To ensure that the model learns the relative importance of different features for each of the slots, we train slot specific models for each slot across all the available domains. To train these slot-specialised models, the shared RNN’s parameters are replicated for each slot and specialised further by performing additional runs of stochastic gradient descent using only the slot-specific (delexicalised) training data.

This completes the training of the shared general model. The general model can then be specialised for the target domain which enables it to learn domain-specific behaviour while retaining the previously learned cross-domain dialog patterns.

What difference does the out-of-domain pre-training make?

The authors work with six dialog datasets: three based on restaurant bookings (in Cambridge, SF, and Michigan respectively); a tourist information dataset containing dialogs about hotels, restaurants, pubs, and coffee shops; a hotels dataset; and a laptops dataset.

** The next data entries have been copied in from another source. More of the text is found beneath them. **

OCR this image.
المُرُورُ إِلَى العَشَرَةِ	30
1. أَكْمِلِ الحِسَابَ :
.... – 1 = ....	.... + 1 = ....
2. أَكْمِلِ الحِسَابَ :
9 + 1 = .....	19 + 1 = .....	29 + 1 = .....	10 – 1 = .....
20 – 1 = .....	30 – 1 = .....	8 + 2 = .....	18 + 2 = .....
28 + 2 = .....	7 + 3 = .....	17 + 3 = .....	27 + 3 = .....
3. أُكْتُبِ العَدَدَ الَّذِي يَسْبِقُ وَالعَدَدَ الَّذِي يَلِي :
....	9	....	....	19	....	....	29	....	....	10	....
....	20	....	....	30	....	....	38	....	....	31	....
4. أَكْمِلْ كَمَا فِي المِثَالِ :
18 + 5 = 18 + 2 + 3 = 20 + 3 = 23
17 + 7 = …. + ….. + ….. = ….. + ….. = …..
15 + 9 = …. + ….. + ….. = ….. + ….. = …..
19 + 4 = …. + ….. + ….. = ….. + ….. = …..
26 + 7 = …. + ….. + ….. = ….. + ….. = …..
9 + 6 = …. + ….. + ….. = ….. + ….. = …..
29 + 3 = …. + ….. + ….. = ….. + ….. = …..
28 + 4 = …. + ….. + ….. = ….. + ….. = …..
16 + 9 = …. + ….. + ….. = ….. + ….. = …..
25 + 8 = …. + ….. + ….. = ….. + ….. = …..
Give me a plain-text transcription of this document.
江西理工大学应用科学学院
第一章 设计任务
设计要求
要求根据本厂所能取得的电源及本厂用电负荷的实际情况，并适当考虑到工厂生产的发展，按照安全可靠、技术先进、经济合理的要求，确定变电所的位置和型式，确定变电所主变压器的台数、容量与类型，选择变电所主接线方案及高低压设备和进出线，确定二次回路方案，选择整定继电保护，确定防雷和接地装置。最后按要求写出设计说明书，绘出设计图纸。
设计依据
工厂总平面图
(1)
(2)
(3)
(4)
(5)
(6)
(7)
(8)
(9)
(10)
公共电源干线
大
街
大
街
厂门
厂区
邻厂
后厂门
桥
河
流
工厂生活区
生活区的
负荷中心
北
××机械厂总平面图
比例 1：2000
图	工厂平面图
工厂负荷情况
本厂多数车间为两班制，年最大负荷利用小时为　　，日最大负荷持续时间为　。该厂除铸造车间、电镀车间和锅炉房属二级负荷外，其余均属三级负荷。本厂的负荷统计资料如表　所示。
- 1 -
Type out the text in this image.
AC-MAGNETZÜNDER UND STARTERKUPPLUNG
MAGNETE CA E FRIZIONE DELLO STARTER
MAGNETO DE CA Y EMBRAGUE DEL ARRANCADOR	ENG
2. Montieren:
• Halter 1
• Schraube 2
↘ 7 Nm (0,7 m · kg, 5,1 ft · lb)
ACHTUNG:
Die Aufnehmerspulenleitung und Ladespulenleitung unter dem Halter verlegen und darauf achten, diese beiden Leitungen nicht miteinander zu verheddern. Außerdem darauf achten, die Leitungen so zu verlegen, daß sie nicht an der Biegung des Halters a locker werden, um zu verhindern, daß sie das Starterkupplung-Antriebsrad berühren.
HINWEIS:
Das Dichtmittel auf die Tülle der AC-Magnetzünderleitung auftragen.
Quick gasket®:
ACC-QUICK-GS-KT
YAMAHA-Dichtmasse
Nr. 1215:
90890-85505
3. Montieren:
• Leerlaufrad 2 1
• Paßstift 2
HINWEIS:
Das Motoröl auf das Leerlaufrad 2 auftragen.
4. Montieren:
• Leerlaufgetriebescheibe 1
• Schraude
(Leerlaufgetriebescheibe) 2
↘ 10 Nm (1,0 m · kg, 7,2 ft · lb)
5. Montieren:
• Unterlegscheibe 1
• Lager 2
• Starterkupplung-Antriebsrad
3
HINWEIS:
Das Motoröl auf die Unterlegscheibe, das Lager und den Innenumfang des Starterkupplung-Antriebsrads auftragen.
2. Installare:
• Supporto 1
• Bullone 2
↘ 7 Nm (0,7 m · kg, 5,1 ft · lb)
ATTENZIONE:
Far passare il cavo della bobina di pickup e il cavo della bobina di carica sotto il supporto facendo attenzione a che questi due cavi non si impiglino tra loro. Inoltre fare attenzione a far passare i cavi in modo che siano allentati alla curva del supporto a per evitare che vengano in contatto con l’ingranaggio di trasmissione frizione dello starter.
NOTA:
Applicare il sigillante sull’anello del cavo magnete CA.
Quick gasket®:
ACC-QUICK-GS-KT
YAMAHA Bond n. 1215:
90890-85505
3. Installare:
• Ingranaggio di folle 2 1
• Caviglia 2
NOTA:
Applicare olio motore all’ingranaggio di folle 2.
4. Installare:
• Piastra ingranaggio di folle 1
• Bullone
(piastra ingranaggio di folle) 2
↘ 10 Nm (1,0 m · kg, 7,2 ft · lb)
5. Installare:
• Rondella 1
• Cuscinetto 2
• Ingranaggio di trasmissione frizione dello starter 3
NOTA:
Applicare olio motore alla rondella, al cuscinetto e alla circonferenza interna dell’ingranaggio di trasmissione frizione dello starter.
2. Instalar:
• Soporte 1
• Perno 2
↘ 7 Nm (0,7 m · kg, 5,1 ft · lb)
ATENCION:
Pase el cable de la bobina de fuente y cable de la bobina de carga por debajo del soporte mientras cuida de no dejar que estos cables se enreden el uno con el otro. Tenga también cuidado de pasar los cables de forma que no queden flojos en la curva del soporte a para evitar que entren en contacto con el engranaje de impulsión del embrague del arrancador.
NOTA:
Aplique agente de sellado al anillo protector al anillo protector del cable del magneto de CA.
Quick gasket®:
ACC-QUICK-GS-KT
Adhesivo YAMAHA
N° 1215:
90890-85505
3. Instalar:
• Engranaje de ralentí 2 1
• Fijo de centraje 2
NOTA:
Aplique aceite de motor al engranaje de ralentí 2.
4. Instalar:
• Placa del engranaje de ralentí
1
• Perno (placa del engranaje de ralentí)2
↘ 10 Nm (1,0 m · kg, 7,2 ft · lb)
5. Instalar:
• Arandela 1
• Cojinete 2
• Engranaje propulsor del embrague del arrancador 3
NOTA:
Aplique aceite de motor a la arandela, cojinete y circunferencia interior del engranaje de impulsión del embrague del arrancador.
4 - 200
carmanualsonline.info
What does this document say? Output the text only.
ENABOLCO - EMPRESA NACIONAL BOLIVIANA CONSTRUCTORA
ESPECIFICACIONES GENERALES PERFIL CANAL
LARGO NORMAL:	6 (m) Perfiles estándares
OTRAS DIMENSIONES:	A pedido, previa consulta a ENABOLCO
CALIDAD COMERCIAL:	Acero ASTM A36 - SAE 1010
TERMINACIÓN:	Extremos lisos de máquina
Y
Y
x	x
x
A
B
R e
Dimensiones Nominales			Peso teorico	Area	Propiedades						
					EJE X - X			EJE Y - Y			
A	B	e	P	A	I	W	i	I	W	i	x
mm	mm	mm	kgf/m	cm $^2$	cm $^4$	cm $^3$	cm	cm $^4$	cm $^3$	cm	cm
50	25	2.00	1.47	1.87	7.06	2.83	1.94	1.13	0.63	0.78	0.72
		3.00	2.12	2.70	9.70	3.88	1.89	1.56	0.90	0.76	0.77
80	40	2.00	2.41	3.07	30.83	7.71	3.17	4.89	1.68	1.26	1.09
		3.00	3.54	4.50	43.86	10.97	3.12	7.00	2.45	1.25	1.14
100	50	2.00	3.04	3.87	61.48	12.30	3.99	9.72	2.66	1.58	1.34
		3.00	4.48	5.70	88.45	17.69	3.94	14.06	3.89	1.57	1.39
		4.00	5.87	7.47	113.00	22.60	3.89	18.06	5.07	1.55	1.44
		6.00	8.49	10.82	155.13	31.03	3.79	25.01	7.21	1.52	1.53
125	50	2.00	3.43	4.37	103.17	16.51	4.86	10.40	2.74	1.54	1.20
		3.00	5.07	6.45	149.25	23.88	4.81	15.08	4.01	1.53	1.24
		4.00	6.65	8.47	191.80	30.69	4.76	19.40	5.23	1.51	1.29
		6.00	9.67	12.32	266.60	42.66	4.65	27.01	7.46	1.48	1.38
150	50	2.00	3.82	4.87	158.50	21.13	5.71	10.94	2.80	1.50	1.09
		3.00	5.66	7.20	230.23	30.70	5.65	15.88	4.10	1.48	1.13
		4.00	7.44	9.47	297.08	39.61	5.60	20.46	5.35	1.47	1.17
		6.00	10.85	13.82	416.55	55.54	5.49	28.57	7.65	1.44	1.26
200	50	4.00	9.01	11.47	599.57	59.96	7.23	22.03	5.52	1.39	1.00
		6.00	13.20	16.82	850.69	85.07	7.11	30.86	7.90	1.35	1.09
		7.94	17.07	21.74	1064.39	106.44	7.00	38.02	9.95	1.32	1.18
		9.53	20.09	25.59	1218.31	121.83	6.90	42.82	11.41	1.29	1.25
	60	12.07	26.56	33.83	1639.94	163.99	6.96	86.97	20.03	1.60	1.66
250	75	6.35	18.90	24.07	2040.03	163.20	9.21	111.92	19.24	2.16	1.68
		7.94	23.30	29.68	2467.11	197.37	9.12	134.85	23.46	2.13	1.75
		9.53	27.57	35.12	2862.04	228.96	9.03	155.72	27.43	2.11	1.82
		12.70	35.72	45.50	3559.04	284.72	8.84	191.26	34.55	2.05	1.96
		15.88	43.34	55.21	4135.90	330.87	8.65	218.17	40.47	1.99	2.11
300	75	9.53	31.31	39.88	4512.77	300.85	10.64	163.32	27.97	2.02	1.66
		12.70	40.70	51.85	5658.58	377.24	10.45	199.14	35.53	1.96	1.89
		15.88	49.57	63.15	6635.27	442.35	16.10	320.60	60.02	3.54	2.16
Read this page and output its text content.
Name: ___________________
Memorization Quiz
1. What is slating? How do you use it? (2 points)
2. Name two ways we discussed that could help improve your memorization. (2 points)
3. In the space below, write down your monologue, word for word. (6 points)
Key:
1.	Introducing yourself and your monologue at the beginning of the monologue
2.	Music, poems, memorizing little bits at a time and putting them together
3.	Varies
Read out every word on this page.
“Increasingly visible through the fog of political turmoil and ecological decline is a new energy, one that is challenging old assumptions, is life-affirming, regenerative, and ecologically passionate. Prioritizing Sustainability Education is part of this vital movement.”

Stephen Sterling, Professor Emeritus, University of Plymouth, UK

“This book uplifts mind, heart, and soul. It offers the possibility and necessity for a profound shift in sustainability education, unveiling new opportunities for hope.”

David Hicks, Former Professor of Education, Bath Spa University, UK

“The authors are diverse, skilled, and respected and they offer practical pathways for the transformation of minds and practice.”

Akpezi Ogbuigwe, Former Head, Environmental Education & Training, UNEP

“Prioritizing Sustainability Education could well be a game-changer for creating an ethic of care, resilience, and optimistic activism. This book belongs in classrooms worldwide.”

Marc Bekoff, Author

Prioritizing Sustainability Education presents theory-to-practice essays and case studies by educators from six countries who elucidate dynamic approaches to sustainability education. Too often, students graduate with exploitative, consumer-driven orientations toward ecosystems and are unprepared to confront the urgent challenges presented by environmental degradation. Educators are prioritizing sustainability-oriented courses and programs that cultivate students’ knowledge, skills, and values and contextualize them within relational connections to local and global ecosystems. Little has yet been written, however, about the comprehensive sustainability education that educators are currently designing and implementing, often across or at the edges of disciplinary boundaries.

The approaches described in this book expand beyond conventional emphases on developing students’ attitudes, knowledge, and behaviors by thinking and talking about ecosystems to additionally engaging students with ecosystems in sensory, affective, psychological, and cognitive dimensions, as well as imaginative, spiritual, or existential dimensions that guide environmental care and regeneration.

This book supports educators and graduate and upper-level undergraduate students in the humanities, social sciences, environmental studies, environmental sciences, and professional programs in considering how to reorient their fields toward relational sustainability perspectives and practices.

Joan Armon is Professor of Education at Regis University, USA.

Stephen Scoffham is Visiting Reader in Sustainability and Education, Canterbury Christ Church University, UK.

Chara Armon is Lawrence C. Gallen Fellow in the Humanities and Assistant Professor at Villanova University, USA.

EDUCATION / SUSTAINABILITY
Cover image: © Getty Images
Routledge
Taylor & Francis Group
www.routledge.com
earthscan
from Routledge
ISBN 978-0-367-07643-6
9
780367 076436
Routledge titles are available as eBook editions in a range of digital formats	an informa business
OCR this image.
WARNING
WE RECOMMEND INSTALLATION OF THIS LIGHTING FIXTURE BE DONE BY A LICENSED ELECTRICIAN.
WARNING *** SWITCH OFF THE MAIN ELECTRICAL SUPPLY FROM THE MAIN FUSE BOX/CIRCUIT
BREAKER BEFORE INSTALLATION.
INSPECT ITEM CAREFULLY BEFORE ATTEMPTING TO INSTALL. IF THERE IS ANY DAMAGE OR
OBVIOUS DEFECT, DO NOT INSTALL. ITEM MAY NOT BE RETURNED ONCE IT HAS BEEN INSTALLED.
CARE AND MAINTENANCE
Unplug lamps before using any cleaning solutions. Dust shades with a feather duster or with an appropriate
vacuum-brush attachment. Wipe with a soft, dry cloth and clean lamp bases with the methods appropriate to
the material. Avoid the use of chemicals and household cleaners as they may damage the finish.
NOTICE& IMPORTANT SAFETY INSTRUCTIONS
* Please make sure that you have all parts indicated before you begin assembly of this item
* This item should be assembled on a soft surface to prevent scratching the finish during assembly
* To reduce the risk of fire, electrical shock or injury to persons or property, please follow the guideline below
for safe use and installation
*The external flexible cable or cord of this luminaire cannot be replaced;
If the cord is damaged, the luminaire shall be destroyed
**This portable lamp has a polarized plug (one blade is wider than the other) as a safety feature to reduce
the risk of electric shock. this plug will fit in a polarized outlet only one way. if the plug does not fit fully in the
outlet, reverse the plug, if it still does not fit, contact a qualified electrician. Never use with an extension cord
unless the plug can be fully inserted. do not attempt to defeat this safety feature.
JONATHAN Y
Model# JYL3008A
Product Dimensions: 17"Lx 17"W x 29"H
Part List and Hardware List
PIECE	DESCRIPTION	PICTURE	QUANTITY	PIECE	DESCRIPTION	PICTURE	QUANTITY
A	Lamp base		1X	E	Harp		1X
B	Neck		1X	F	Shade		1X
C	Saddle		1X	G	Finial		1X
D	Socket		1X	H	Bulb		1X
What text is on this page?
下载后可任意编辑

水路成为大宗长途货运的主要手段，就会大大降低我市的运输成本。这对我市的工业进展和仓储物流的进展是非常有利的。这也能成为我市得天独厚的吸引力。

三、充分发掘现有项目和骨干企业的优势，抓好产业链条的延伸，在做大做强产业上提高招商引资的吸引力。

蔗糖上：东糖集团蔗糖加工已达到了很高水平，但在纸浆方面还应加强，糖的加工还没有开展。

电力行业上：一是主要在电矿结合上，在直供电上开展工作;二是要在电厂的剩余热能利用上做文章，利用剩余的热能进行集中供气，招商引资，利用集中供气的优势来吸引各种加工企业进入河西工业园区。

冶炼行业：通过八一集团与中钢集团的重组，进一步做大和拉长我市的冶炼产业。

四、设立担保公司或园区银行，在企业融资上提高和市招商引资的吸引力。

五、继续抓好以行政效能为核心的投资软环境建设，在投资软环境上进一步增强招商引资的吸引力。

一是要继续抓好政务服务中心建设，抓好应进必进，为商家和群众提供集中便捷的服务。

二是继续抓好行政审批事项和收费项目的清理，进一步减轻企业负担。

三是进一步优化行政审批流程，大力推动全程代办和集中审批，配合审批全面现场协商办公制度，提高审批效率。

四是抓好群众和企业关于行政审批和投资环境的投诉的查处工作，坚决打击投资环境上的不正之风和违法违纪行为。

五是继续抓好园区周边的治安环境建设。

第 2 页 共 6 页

Using these they train three different general models:

  • The all restaurants model uses the three restaurant datasets
  • The R+T+H model trains on the restaurant, tourist, and hotel datasets
  • The R+T+H+L model trains on all of the datasets.

As a baseline, we can ask how well these models perform in each of the domains (i.e., with no domain-specific training at all).

The parameters of the three multi-domain models are not slot or even domain specific. Nonetheless, all of them improve over the domain-specific model for all but one of their constituent domains… The R+T+H+L model is much better at balancing its performance across all six domains, achieving the highest geometric mean (for accuracy) and still improving over all but one of the domain-specifc models.

Adding in the slot-specialisation phase to the general model further improves performance in the vast majority of experiments. In the table below, moving down through a column corresponds to adding more out-of-domain training data, and moving right corresponds to slot-specialising the shared model for each slot in the current domain.

The really interesting question, and the one we opened with, is what happens when the out-of-domain shared model is used to initialise a model for a new domain. We’ve already seen the results for training a laptop dialog model starting with a shared model built from all the other domains. Here’s what happens when the R+T+H datasets (minus Michigan) are used to pre-train a shared model for the Michigan restaurant dialogs:

In both experiments, the use of out-of-domain data helps to initialise the model to a much better starting point when the in-domain training dataset is small. The out-of-domain initialisation consistently improves performance: the joint goal accuracy is improved even when the entire in-domain dataset becomes available to the training procedure.

Looks like those available corpora for building dialog systems might come in handy!